In this almost-office, if I lean a little to either side, procrastinating I can spy on the parade. Positioning myself squarely in front of the column, I’ve got privacy. My current treat is a slab of reduced-fat coffee cake—pale reminder of the exquisite Hungarian—and a monstrous venti latté—a term I only recently learned to use with nonchalance.

I settle in and place the cake, already bleeding through the bag despite the reduced-fat declaration, on a wad of napkins and open the giant recycled cardboard coffee container. My pens and clipboard wait ready, and I take a bite and a sip. Spurred by the mildly oily chunk and soul-satisfying taste of milky espresso, I choose a pen and begin to write.

Finally, the smart shops don’t beckon, my chronically impossible list of to-dos at home recedes, the piled-up client work ceases its demands, and even the procession of mallers finally holds no appeal.
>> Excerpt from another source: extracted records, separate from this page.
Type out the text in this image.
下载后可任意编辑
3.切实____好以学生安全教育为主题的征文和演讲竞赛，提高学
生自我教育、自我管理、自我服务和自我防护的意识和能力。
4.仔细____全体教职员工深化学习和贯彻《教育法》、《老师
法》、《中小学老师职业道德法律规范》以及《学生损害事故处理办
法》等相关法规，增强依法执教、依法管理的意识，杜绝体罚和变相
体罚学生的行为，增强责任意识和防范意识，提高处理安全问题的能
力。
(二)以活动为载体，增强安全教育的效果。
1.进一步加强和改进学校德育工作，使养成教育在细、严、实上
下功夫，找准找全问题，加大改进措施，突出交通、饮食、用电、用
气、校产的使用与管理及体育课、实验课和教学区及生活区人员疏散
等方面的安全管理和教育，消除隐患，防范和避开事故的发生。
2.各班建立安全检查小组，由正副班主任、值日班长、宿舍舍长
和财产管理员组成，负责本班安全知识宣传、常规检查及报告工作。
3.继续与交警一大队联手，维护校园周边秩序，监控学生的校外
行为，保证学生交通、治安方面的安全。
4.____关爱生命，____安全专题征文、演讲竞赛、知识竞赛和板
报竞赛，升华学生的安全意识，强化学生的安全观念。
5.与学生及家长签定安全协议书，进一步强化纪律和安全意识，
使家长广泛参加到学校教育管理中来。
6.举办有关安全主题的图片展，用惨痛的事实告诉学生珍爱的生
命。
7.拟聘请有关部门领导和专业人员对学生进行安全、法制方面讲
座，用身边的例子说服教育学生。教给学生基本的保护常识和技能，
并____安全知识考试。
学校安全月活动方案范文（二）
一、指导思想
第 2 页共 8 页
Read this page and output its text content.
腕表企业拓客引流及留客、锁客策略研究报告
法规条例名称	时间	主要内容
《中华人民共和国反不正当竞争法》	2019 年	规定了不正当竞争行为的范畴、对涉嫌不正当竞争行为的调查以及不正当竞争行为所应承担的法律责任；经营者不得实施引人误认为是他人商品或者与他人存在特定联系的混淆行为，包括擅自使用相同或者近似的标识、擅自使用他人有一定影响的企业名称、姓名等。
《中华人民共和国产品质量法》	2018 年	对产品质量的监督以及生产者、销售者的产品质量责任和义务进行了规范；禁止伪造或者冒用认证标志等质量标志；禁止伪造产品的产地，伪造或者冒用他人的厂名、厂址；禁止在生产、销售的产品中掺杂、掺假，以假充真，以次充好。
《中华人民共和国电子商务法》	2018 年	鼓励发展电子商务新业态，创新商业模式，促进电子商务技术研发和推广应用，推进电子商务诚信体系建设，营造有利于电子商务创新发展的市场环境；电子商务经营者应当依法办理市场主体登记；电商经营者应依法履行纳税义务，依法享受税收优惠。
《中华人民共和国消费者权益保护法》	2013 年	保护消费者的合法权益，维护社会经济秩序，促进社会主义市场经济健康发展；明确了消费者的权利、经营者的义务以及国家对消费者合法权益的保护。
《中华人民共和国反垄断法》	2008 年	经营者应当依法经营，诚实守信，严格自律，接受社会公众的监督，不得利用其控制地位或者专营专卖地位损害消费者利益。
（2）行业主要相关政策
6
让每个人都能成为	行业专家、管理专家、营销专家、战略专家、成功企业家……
Here, in the expanding present, writing, time stops and bliss suffuses me.

If it takes a slab of insipid cake, a spike of diluted espresso, and an overconsumerized mall to remind me, so be it. In each of my faux cafés, despite waves of chronic avoidance, ever-layering responsibilities, and ever-lessening time, the lesson has resurfaced and deepened.

I offer it to you—find your equivalent of my café, in whatever neighborhood or country, in whatever creative passion. Honor your cherished dreams, desires, and gifts. And let yourself feel, as I do sitting in the Starbucks faux café, the perfect reward.